On 21/12/14 09:47, big stone wrote:

that I hope may help end-user/students popularity [2]
[2] http://db-engines.com/en/ranking_trend

The methodology used by that site is tilted in favour of big data, and
complex databases. Consequently, even if there are ten million SQLite
databases for every non-SQLite database, SQLite won't rank very high.

SQLite shines something that is created for a one time use, and then can
be deleted, because it is no longer needed. Which is not to say that
SQLite is not a good database engine. But for quick and dirty and work,
SQLite is more suitable than Oracle, MySQL, Microsoft SQL Server, or
PostgreSQL. (Most databases are created for a one time use, where quick
and dirty is the most important criterion. Then, because of their
usefulness, they are re-used, and made even more complex, and relied
upon for more things. Until the original database has become "mission
critical", without anybody noticing it.

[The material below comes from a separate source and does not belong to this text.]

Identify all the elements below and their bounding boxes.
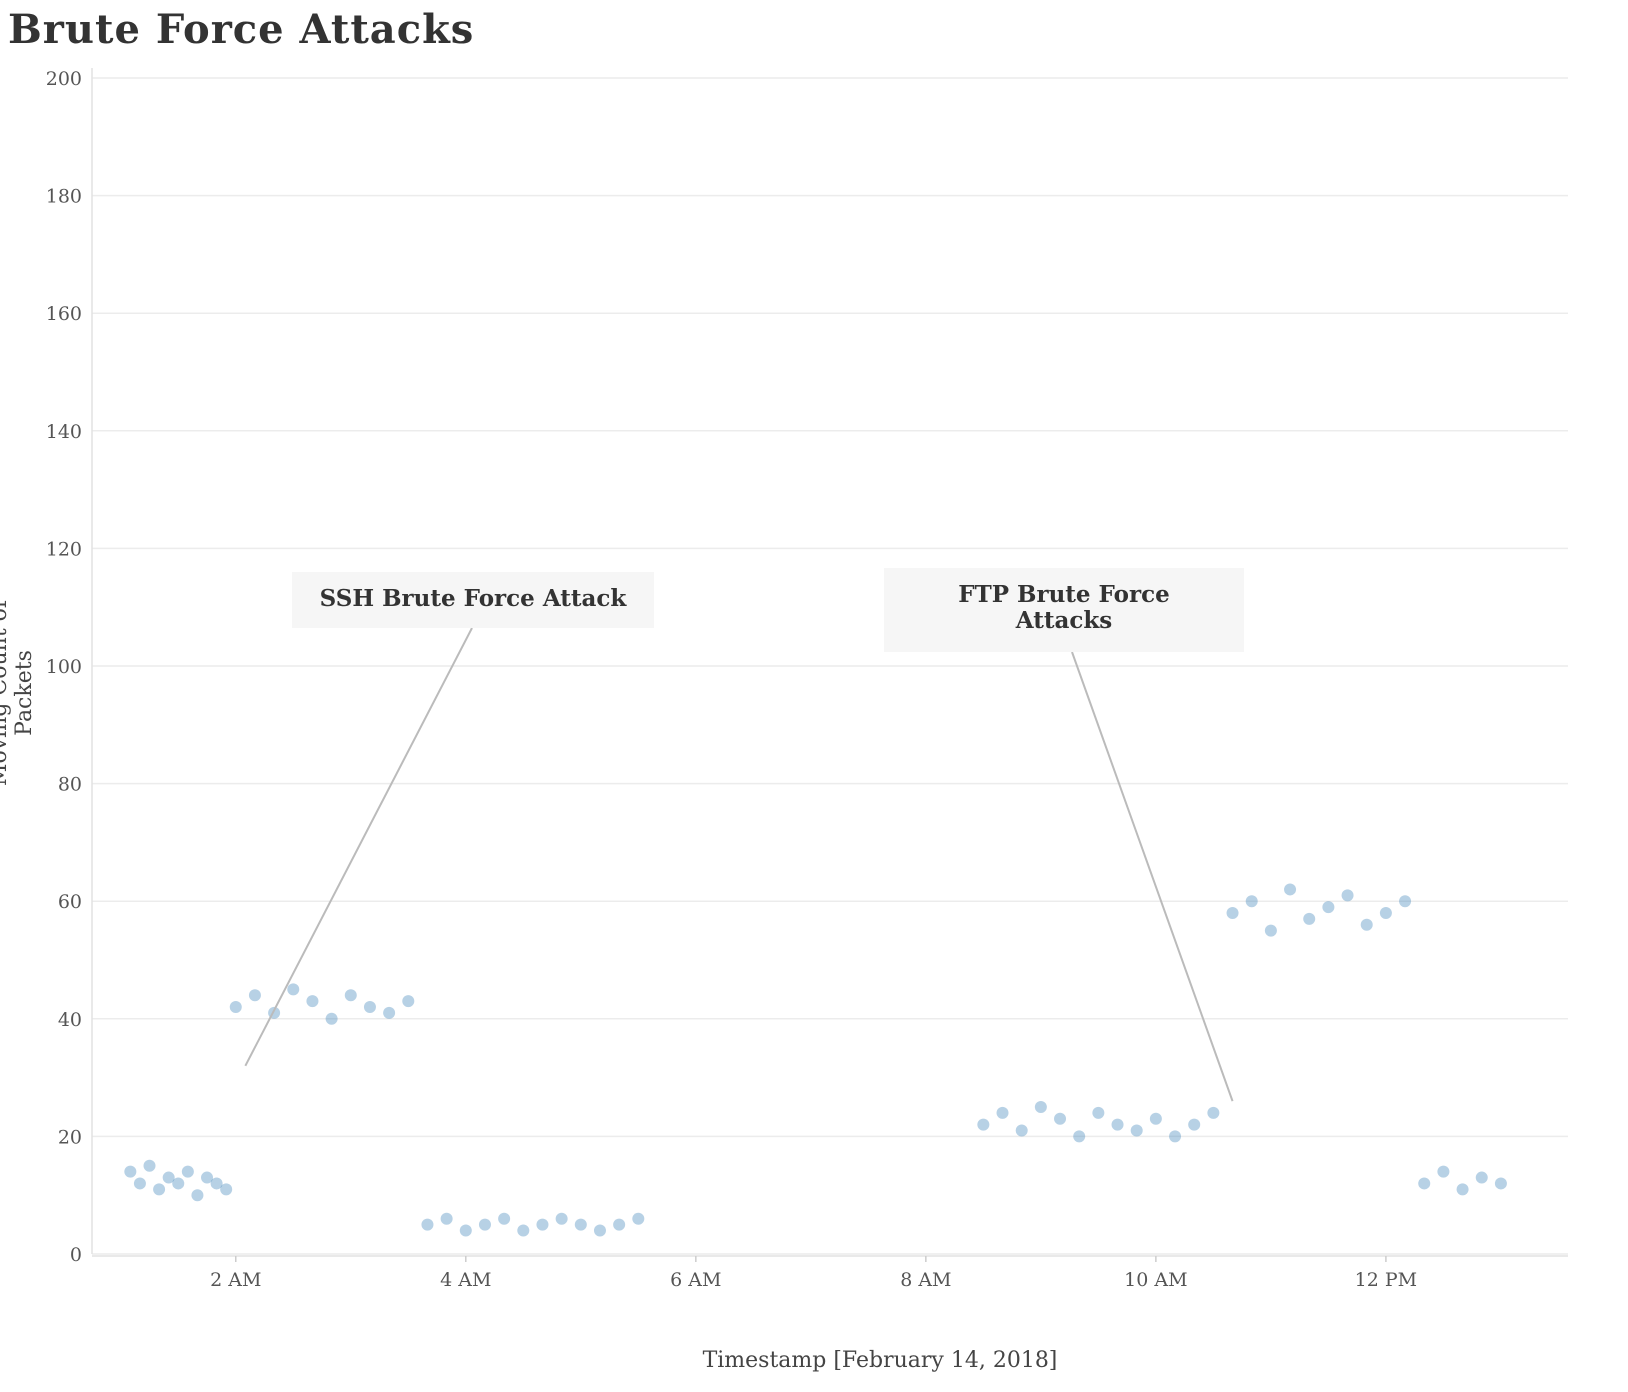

Fortunately for all, SQLite can
scale to that usage, without undue damage.)

sqlite4 is dead because sqlite3 did progress quicker than expected ?

From reading the blogs, etc, SQLite4 is "experimental" and to be used
only when you don't object to losing everything --- OS, database,
applications, hardware --- on your system, and everything that is
networked to it, and all backups made since the dawn of the computer age.

Those same sources imply that things that work, are useful, and _will
not break_ existing setups, will be migrated to SQLite 3.x.